After the formation of the lower electrode 41, a thin silicon nitride film 
is deposited to about 200 angstroms by using a chemical vapor deposition 
technique, and is etched and patterned so as to form a thin dielectric 
film 42. A polysilicon film is deposited to about 3000 angstroms on the 
entire surface of the structure, and a photo-mask layer 43 is formed on 
the polysilicon film. The polysilicon film is then etched and patterned by 
using a reactive ion etching technique, and an upper electrode 44 is 
formed on the thin dielectric film 42 as shown in FIG. 3B. The thin 
dielectric film 42 is also conformal to the generally convex top surface 
41a of the lower electrode 41, and, accordingly, allows the upper 
electrode 44 to be spaced from the lower electrode 41 by a constant 
distance. The completely conformal coverage of the thin dielectric film 42 
is conducive to producing uniform electric field, and a negligible amount 
of leakage current merely flows across the thin dielectric film 42. 

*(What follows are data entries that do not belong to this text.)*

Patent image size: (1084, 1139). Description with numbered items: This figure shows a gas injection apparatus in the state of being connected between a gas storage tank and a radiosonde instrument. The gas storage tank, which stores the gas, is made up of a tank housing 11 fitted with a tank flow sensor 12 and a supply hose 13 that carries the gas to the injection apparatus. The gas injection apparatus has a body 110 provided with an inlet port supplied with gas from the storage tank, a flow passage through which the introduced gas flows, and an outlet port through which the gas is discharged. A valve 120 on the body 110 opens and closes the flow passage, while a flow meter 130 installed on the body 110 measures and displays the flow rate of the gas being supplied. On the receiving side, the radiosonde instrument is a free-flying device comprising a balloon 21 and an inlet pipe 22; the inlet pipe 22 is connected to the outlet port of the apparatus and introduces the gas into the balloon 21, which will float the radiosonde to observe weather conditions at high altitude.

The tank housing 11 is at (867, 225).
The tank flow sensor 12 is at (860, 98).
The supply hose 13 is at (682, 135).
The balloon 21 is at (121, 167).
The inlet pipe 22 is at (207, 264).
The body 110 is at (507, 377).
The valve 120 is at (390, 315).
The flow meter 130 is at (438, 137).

Although particular embodiments of the present invention have been shown 
and described, it will be obvious to those skilled in the art that various 
changes and modifications may be made without departing from the spirit 
and scope of the present invention. 
For example, the thin dielectric film of the storage capacitor may be 
formed of a silicon oxide, a high-permittivity film such as, for example, 
a tantalum oxide (Ta.sub.2 O.sub.5) or any combination of those films.